答复: [PATCH v4] mm/compaction: let proactive compaction order configurable

"Chu,Kaiping" <chukaiping@xxxxxxxxx> · Mon, 10 May 2021 02:10:46 +0000

-----邮件原件-----
发件人: Andrew Morton <akpm@xxxxxxxxxxxxxxxxxxxx> 
发送时间: 2021年5月10日 8:18
收件人: Chu,Kaiping <chukaiping@xxxxxxxxx>
抄送: mcgrof@xxxxxxxxxx; keescook@xxxxxxxxxxxx; yzaikin@xxxxxxxxxx; vbabka@xxxxxxx; nigupta@xxxxxxxxxx; bhe@xxxxxxxxxx; khalid.aziz@xxxxxxxxxx; iamjoonsoo.kim@xxxxxxx; mateusznosek0@xxxxxxxxx; sh_def@xxxxxxx; linux-kernel@xxxxxxxxxxxxxxx; linux-fsdevel@xxxxxxxxxxxxxxx; linux-mm@xxxxxxxxx; Mel Gorman <mgorman@xxxxxxxxxxxxxxxxxxx>; David Rientjes <rientjes@xxxxxxxxxx>
主题: Re: [PATCH v4] mm/compaction: let proactive compaction order configurable

On Wed, 28 Apr 2021 10:28:21 +0800 chukaiping <chukaiping@xxxxxxxxx> wrote:

> > Currently the proactive compaction order is fixed to 
> > COMPACTION_HPAGE_ORDER(9), it's OK in most machines with lots of 
> > normal 4KB memory, but it's too high for the machines with small 
> > normal memory, for example the machines with most memory configured as 
> > 1GB hugetlbfs huge pages. In these machines the max order of free 
> > pages is often below 9, and it's always below 9 even with hard 
> > compaction. This will lead to proactive compaction be triggered very 
> > frequently. In these machines we only care about order of 3 or 4.
> > This patch export the oder to proc and let it configurable by user, 
> > and the default value is still COMPACTION_HPAGE_ORDER.

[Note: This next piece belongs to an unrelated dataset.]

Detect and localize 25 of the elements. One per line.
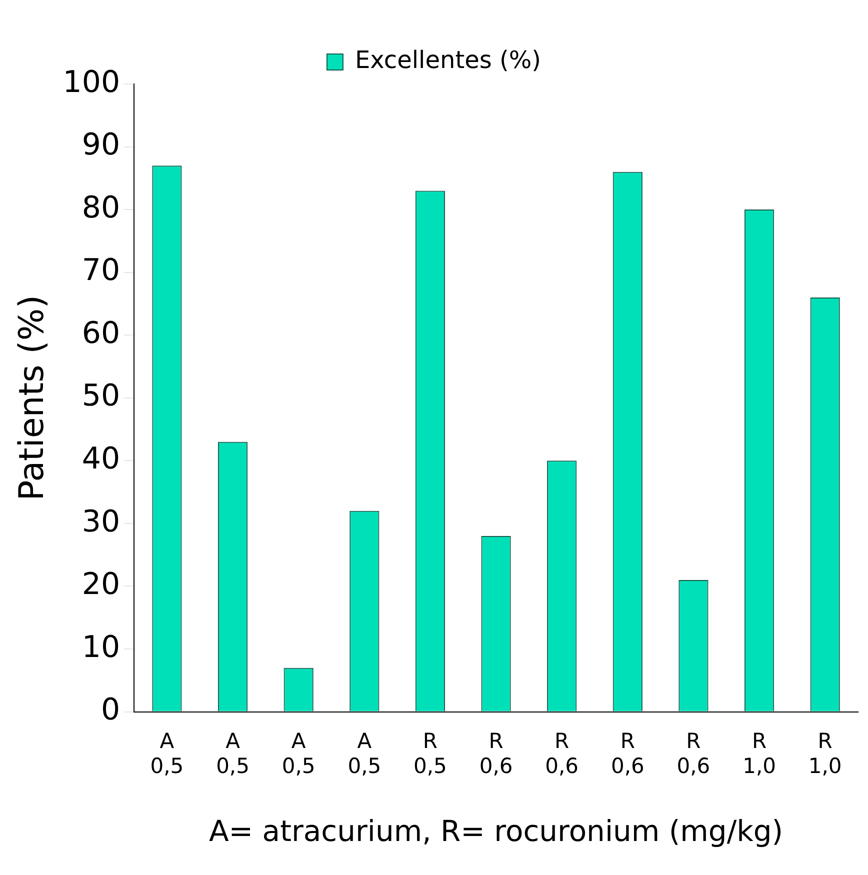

> It would be great to do this automatically?  It's quite simple to see when memory is being handed out to hugetlbfs - so can we tune proactive_compaction_order in response to this?  That would be far better than adding a manual tunable.

> But from having read Khalid's comments, that does sound quite involved.
> Is there some partial solution that we can come up with that will get most people out of trouble?

> That being said, this patch is super-super-simple so perhaps we should just merge it just to get one person (and hopefully a few more) out of trouble.  But on the other hand, once we add a /proc tunable we must maintain that tunable for ever (or at least a very long time) even if the internal implementations change a lot.

Currently the fragment index of each zone is per order, there is no single fragment index for the whole system, so we can only use a user defined order for proactive compaction. I am keep thinking of the way to calculating the average fragment index of the system, but till now I doesn't think out it. I think that we can just use the proc file to configure the order manually, if we think out better solution in future, we can keep the proc file but remove the implementation internally.